Saint Thomas d’Aquin
Sum. theol., IIa-IIae, q. 17, a. 8
Il y a un amour imparfait et un amour parfait. L’amour parfait est celui par lequel on aime quelqu’un pour lui-même, en sorte qu’on lui veut du bien. C’est ainsi que l’ami aime son ami. L’amour imparfait quant à lui est l’amour par lequel on aime quelque chose non en elle-même, mais pour que ce bien vienne jusqu’à nous-même. Ainsi de l’homme qui aime une chose qu’il convoite. Selon la première forme d’amour, aimer Dieu relève de la charité, qui unit à Dieu pour Lui-même. L’espérance relève quant à elle de la seconde forme d’amour, car celui qui espère entend obtenir un bienfait. C’est pourquoi selon la manière dont les choses s’engendrent, l’espérance vient avant la charité. Ainsi, quelqu’un est conduit à aimer Dieu [de charité] en passant par la crainte d’être puni par lui, ce qui l’amène à rompre avec le péché. […] De même l’espérance introduit à la charité en tant que quelqu’un, espérant recevoir de Dieu son salaire, est excité à aimer Dieu et à pratiquer ses commandements. Maintenant, si l’on se place du point de vue de la perfection, la charité est par nature antérieure à l’espérance. C’est pourquoi, lorsque la charité survient [dans l’âme], l’espérance est rendue plus parfaite. En effet, ceux dont nous espérons le plus, ce sont nos amis.

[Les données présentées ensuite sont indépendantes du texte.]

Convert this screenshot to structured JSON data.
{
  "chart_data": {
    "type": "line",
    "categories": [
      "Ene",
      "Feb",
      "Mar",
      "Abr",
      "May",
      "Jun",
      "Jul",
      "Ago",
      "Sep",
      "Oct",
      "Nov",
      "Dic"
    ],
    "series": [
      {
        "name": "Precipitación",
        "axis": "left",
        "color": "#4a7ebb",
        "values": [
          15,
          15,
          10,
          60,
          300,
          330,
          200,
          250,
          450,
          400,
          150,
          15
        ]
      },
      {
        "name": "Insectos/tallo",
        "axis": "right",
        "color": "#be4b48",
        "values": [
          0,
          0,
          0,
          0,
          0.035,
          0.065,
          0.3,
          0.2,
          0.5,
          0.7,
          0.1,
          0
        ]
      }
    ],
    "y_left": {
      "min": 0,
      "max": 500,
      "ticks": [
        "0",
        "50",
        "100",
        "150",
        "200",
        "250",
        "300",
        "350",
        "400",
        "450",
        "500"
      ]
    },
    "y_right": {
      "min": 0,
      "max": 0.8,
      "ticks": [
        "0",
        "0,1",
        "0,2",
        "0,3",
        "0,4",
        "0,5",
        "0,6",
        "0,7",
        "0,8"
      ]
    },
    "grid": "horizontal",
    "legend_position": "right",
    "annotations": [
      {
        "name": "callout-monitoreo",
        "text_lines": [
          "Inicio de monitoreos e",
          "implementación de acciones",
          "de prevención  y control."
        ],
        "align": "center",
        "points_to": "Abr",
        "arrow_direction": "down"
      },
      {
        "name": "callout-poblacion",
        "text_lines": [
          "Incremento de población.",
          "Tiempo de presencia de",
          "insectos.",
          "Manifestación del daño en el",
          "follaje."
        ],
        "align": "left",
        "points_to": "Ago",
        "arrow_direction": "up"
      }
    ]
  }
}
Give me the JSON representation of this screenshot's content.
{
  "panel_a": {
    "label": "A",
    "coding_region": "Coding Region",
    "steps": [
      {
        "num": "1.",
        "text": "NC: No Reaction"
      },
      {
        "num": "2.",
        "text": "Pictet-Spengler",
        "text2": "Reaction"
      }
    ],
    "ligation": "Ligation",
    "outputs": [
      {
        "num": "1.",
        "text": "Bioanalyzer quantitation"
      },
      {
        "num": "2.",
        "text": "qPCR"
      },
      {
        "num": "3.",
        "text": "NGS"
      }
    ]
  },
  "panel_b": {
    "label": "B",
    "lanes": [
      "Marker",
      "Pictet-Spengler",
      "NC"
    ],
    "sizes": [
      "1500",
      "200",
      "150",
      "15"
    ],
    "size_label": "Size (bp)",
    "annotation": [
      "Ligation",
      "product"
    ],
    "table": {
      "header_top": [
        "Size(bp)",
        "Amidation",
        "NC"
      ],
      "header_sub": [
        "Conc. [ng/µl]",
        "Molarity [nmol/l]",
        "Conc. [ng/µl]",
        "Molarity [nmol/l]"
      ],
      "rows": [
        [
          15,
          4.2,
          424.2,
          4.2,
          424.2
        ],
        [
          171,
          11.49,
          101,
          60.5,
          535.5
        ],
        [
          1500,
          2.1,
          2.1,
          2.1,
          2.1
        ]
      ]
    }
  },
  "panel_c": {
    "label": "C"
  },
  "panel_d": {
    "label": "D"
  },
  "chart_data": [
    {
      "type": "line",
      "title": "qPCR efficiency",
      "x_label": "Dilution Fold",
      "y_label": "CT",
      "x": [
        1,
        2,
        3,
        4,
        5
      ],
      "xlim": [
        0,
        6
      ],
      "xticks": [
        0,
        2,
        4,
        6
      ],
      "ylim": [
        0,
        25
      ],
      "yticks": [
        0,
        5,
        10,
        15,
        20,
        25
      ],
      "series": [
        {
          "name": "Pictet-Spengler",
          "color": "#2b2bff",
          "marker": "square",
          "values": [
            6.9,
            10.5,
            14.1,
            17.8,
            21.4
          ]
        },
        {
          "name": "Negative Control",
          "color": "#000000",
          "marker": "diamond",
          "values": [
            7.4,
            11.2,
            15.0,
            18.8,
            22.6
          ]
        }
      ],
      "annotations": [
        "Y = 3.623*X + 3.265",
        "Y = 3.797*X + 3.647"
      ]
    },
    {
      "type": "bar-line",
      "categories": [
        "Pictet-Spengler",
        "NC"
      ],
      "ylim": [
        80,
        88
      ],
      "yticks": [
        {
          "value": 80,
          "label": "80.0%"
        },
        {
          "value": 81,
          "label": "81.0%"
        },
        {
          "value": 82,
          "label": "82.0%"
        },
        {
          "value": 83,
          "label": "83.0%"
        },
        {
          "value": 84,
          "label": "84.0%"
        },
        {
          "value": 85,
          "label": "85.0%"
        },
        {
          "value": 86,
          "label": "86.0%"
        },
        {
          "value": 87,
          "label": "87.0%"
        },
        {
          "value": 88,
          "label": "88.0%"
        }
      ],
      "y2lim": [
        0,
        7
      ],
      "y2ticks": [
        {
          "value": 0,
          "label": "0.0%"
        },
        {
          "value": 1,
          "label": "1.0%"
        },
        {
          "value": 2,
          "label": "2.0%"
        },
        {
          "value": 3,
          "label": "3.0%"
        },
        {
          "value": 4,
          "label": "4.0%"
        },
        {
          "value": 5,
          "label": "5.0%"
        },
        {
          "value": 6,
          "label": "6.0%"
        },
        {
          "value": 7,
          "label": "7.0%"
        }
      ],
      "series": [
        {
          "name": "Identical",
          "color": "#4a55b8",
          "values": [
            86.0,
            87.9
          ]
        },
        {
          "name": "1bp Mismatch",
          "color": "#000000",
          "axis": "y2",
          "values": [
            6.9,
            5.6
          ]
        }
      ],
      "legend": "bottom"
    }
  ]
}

Sum. theol., IIa-IIae, q. 18, a. 10, ad 2
La crainte de la peine est celle qui diminue à mesure que croît l’espérance. Mais à mesure que croît l’espérance, croît aussi la crainte filiale. Car lorsqu’on attend avec plus de certitude d’obtenir un bien grâce à l’aide de quelqu’un d’autre, alors on craint d’autant plus de l’offenser ou d’être séparé de lui.